Who Is Listening To You? 17 Fake Cell Towers Found Across The Country


There are at least 17 fake cell phone towers that can be used to intercept phone calls. Who the towers belong too and what their ultimate purpose is remains unknown.

A host of “ultra-secure” cell phones have become popular on the market since the Edward Snowden leaks. One such phone, the Cryptophone 500 sold by ESD America, has been used to detect 17 fake cell towers, commonly called interceptors or stringrays, in the month of July alone. Les Goldsmith, CEO of ESD, explains,

“Interceptor use in the U.S. is much higher than people had anticipated. One of our customers took a road trip from Florida to North Carolina and he found eight different interceptors on that trip. We even found one at South Point Casino in Las Vegas.”
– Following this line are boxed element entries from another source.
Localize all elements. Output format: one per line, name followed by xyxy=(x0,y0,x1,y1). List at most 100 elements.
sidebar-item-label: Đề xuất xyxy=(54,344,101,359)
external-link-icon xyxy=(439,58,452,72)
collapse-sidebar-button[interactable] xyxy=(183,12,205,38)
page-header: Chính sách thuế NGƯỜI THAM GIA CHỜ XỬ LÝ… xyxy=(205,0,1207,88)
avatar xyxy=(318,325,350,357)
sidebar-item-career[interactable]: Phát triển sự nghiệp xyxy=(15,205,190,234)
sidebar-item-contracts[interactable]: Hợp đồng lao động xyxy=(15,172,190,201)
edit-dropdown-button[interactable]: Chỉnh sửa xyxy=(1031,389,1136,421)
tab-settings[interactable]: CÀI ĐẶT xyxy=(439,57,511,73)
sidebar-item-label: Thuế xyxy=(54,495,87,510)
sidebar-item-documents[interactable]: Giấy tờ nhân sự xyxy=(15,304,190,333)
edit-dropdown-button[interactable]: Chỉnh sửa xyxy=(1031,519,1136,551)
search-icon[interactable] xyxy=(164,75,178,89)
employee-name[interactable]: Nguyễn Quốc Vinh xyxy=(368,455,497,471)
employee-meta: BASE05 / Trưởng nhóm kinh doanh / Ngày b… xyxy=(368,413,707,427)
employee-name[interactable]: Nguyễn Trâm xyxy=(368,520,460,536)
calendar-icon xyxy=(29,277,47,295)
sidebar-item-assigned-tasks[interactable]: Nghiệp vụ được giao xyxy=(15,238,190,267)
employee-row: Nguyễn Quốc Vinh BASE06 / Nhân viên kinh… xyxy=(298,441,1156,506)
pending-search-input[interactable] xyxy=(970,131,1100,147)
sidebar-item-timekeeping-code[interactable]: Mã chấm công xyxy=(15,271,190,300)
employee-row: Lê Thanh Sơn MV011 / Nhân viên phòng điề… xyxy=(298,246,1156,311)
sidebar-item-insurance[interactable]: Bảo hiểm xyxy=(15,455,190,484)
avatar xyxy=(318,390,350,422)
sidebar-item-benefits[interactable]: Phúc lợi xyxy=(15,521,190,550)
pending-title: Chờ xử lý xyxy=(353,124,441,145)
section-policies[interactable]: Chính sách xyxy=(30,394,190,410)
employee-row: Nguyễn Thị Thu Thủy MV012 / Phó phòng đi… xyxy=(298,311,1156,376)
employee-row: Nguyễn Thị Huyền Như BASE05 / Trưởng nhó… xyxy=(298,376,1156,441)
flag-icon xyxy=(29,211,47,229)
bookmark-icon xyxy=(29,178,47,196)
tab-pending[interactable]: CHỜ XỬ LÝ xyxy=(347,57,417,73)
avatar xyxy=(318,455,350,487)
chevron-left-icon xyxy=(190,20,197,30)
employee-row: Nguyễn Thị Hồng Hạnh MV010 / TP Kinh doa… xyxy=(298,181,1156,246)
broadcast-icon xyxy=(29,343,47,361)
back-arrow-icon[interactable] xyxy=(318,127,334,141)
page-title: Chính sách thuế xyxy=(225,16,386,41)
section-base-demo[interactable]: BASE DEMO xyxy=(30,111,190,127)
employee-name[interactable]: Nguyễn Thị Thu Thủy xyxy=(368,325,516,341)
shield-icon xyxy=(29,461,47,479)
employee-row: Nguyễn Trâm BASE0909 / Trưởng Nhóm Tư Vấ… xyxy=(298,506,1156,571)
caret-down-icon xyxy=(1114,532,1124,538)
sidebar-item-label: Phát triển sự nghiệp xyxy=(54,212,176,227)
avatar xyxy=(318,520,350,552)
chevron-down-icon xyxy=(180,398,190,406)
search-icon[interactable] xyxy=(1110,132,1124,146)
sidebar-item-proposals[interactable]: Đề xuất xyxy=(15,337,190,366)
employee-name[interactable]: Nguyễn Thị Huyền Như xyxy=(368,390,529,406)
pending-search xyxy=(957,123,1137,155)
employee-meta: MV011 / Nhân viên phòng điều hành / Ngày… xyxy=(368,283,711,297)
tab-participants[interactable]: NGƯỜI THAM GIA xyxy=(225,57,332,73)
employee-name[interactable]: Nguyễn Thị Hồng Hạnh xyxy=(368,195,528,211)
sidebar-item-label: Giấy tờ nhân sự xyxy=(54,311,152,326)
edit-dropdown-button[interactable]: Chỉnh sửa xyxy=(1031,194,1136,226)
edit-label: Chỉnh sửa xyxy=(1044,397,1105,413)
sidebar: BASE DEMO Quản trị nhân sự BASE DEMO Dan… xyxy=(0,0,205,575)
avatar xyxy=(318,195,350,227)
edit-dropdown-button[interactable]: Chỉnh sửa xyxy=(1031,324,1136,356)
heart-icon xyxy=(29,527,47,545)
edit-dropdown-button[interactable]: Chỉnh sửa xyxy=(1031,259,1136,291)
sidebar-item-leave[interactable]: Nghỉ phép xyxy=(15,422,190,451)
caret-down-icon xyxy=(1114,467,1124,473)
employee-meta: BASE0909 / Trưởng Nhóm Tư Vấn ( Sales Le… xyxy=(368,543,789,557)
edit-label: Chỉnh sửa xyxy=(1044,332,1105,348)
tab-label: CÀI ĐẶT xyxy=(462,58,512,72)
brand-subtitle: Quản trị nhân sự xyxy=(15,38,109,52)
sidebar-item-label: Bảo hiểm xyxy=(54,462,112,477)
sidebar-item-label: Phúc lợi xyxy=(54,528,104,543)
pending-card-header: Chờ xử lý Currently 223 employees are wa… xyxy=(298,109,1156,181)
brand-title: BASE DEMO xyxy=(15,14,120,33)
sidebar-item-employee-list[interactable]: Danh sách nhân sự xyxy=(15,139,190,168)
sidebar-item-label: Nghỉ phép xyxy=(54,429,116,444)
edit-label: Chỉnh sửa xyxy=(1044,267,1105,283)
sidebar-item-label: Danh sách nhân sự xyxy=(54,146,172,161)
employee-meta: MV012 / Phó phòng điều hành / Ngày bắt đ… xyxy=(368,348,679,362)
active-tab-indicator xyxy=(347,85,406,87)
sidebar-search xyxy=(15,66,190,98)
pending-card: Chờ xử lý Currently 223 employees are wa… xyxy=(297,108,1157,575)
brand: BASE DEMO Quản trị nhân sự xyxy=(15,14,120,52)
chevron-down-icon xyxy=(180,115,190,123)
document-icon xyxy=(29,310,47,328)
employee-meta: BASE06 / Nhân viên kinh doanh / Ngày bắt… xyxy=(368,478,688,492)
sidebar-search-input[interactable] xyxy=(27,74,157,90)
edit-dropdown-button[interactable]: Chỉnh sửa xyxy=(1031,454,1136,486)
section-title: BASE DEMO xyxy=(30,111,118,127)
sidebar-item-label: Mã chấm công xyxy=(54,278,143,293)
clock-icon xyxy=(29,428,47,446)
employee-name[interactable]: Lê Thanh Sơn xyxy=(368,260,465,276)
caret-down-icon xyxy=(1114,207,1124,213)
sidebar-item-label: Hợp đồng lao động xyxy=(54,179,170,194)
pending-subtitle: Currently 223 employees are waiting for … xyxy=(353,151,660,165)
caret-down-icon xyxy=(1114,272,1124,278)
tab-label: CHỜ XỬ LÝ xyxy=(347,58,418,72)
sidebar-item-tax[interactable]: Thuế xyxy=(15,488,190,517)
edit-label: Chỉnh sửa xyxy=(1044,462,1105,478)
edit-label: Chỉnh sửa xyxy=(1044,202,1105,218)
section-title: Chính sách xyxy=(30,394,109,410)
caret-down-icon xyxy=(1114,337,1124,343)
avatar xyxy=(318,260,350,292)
The towers are essentially radio-equipped computers designed with the ability to defeat normal phone encryption systems, whether it’s iOS, Android or other mainstream operating systems. It is important to note that these are not necessarily towers, but could just as likely be mobile installations designed for the same purpose.

Once a cell phone becomes connected to one of these fake towers a variety of actions becomes possible. The owner of the tower can eavesdrop on conversations or even upload spyware onto the device.

Who is building and using these towers is still unknown. The fake cell towers are expensive to build and maintain, and the skills needed to hack the processor that connects cell phones to towers, known as the baseband processor, are advanced. But the locations of the mysterious towers sheds some light onto the potential culprit. As Goldsmith explained,

“What we find suspicious is that a lot of these interceptors are right on top of U.S. military bases. So we begin to wonder – are some of them U.S. government interceptors? Or are some of them Chinese interceptors? Whose interceptor is it? Who are they, that’s listening to calls around military bases? Is it just the U.S. military, or are they foreign governments doing it? The point is: we don’t really know whose they are.”

It wouldn’t be unprecedented for the U.S. government to use the interceptors. Law enforcement have used the technology in the past; the Wall Street Journal reported that the FBI used it to catch Daniel David Rigmaiden for tax fraud, creating a debate over the constitutionality of this kind of advanced wiretapping. However, if it was the U.S. military using the interceptors without warrant or even suspicion of wrongdoing, the implications could add to distrust and controversy created by the Snowden leaks.